Un grande investimento fatto in Puglia nel settore della depurazione dei reflui prodotti dagli esseri umani che e’ servito per trasformare questi ultimi in una risorsa, coniugando l’esigenza di sanificazione e il recupero ambientale. Questo impianto deve diventare l’emblema di questa congiunzione e deve contestualmente servire a raccontare ai cittadini, che quello della sanificazione e’ un processo di modernità e salute e che tutti dovrebbero fare a gara per avere nel giardino di casa propria una realtà come questa.

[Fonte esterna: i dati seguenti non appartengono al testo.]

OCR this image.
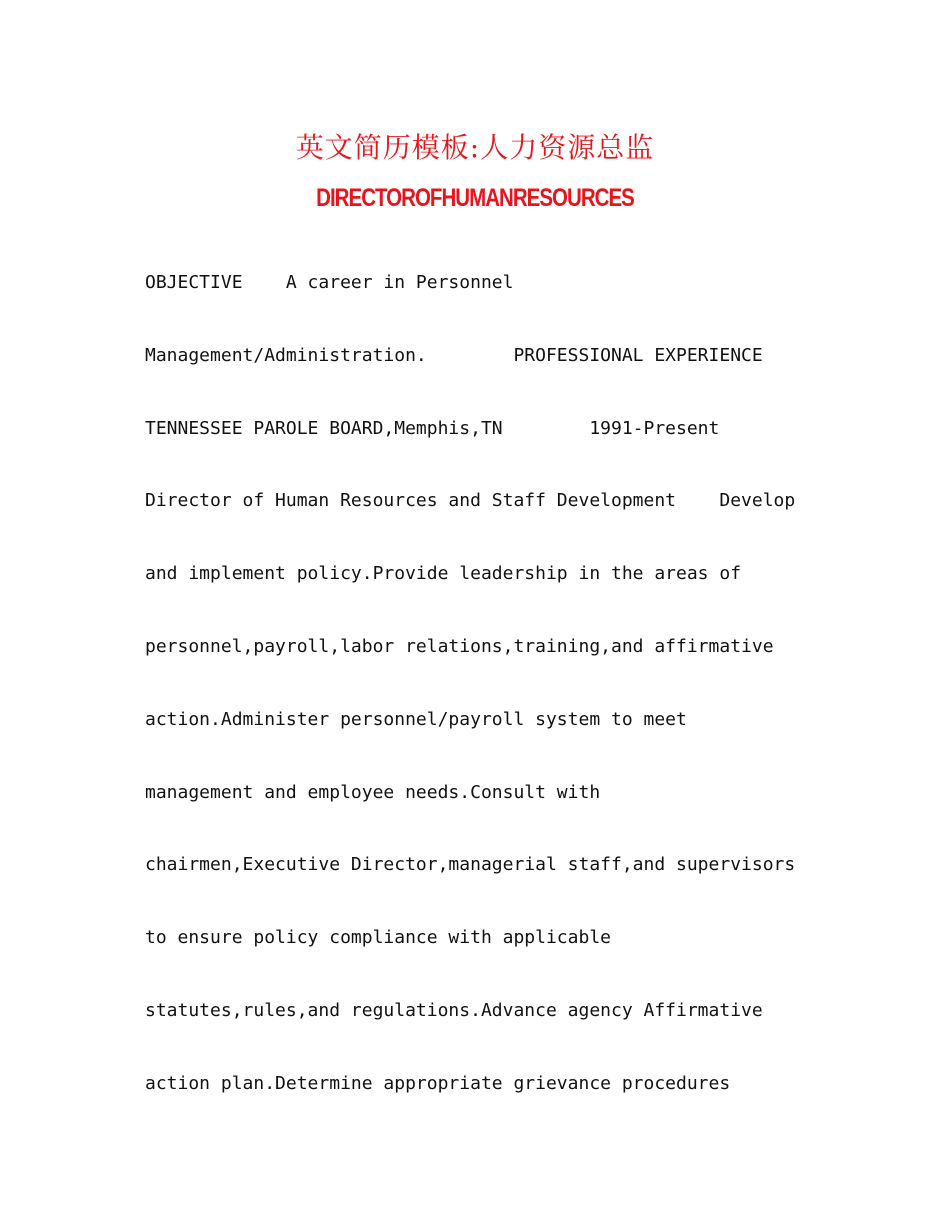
英文简历模板:人力资源总监
DIRECTOROFHUMANRESOURCES
OBJECTIVE    A career in Personnel
Management/Administration.        PROFESSIONAL EXPERIENCE
TENNESSEE PAROLE BOARD,Memphis,TN        1991-Present
Director of Human Resources and Staff Development    Develop
and implement policy.Provide leadership in the areas of
personnel,payroll,labor relations,training,and affirmative
action.Administer personnel/payroll system to meet
management and employee needs.Consult with
chairmen,Executive Director,managerial staff,and supervisors
to ensure policy compliance with applicable
statutes,rules,and regulations.Advance agency Affirmative
action plan.Determine appropriate grievance procedures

L’impianto di fitodepurazione delle acque provenienti dall’impianto consortile di depurazione di Melendugno, comprende 6 vasche in successione e comunicanti, che occupano una superfice pari a circa 5,00 ettari. L’impianto si presenta come un bacino palustre naturale ed e’ il più grande d’Italia riprodotto artificialmente. L’impianto di fitodepurazione o area umida artificiale rappresenta un’alternativa ai trattamenti finali della depurazione tradizionale, rispetta l’ambiente ed è vantaggioso dal punto di vista economico (risparmio d’energia elettrica, limitati costi di gestione) ed ambientale (attraverso un miglior impatto sul paesaggio, la eliminazione di trattamenti di disinfezione e loro sottoprodotti). Per questo progetto, l’Assessorato alle Opere Pubbliche della Regione Puglia ha perfino ricevuto a suo tempo a Bologna il premio nazionale “Pianeta Acqua”, promosso dal Forum Nazionale per il Risparmio e la Conservazione della Risorsa Idrica nella categoria “civile”. Scopo del premio promosso dal Forum Nazionale per il Risparmio e la Conservazione della Risorsa Idrica è quello di valorizzare le buone pratiche nel campo del risparmio e della conservazione dell’acqua.
Rivolgiamo quindi un appello alle amministrazioni a ritornare sulla strada del riuso, della depurazione naturale e dello scarico zero con l’introduzione di una fase terziaria di fitodepurazione (a valle della trattamento dell’ impianto), con lagunaggio e utilizzo dell’impianto di affinamento per la parte da destinare al riuso agricolo è una soluzione che può garantire innanzitutto lo stop dello scarico a mare, la creazione di riserve idriche per usi agricoli e civili non potabili (antincendio, lavaggio strade), la rivitalizzazione di aree umide, la ricarica di una falda più che mai compromessa. Il tutto con una “infrastruttura” naturale che in diversi casi si è trasformata in giardino pubblico, con un bassissimo tasso tecnologico, senza uso di chimica e con una manutenzione del tutto simile ad un lavoro di giardinaggio che potrebbe essere fatto da maestranze locali.